Their father is not quite a TV fan apart from his love of African music and the History Channel.
I am determined not to let these devices get a hold of me and so far it has worked. I use my phone only when I have to especially for downloading music, listening to music and taking photos.
I use social media once in a blue moon which leaves me with a lot of time to reflect.
But I am television lover and my absolute must-watch are documentaries — these I watch any time and I am always looking out for new ones.
I have realised that children generally will gravitate towards parents’ TV viewing habits. So I have had to set the pace by avoiding being a couch potato by engaging in meaningful activities that bond the family.

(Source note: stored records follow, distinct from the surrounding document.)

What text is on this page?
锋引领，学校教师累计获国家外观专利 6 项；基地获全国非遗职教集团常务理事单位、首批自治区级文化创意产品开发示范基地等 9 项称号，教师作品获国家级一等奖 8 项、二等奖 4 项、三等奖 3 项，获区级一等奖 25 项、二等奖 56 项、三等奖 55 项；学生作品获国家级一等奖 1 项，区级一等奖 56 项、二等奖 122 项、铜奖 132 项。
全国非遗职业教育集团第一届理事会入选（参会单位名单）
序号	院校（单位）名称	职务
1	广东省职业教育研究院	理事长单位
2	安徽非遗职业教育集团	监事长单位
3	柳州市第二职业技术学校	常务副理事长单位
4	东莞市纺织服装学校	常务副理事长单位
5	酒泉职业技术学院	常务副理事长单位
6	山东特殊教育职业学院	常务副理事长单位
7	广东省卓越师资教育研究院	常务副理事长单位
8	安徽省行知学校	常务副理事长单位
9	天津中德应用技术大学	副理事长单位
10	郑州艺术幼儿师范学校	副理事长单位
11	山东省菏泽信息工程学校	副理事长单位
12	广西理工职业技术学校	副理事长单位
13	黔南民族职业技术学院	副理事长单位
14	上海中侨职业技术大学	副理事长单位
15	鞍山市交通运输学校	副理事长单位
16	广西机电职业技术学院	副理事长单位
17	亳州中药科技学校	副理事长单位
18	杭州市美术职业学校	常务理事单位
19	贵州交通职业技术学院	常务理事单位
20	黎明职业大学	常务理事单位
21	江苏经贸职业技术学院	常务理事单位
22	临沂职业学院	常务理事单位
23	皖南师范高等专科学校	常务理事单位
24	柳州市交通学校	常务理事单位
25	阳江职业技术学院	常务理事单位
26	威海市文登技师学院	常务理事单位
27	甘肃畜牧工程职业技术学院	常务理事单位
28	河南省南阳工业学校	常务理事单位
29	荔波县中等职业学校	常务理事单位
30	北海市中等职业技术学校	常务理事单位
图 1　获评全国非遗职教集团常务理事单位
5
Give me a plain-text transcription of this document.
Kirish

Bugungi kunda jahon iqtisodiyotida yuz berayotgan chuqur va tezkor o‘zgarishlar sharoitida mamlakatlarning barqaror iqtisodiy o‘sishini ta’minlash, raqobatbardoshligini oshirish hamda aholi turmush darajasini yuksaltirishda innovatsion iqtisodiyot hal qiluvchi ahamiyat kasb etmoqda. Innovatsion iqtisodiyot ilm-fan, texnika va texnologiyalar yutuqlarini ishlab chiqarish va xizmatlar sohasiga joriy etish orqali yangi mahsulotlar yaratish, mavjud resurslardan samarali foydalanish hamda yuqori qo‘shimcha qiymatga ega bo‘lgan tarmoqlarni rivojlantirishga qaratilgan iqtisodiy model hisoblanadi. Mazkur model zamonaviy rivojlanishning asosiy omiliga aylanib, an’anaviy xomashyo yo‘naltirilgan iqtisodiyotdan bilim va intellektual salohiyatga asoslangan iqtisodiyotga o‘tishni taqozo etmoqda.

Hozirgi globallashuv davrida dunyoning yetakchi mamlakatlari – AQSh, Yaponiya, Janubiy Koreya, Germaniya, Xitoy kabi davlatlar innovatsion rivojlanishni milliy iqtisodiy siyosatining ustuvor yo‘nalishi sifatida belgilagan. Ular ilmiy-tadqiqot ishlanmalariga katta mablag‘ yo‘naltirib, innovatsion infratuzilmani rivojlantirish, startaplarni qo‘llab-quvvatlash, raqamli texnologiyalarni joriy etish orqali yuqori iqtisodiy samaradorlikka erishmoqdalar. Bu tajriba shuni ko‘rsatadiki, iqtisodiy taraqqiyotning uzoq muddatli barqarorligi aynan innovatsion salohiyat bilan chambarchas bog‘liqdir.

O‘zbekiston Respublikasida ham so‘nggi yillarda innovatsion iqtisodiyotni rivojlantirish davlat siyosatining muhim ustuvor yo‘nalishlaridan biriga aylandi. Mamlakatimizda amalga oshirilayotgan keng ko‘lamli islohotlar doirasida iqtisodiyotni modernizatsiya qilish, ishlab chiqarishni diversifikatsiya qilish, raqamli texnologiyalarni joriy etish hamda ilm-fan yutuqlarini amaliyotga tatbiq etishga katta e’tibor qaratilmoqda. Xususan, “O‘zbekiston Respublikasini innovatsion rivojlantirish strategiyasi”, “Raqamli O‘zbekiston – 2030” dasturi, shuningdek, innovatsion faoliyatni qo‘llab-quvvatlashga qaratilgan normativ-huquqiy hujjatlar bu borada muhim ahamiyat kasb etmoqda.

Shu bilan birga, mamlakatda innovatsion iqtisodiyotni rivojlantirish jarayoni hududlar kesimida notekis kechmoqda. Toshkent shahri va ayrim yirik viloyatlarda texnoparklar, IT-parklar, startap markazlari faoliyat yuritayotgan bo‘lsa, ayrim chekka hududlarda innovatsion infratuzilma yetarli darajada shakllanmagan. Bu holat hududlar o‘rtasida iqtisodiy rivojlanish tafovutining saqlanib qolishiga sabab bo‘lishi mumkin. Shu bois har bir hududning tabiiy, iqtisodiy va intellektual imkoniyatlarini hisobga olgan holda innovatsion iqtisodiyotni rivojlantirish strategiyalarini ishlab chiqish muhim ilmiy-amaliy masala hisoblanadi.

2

I am glad that our children are good students and engage in nurturing their talent without being coerced. Which is why I do not mind giving them the leeway to watch something they love.
However, it is striking the balance that is sometimes not easy.
I have discovered that when I am preoccupied with work or other tasks that the children lose their equilibrium. Thus, I brought up the topic so we can reach an understanding. We came up with ways through which to spend more quality time, especially during weekends.
When they were younger, we used to work out together.
They used to jog around the block with their father or play football in the compound.
I also engaged them in walking races, long strolls or aerobics.
We are reviving these activities to stay fit and connected. Saturday morning is reserved for light exercises, homework and polishing their talents which they often display through art work or plays.
As for the gadgets, they now use them to a minimum to maximise on outdoor play.
They watch child-friendly and educational programmes on history, science etc.
We are carving out time to read magazines, newspapers and inspiring books as a family. But as the children progress in their journey of discovery, we have to ensure we balance the old and the new, and as parents we endeavour to lead by example by exercising moderation and much needed balance.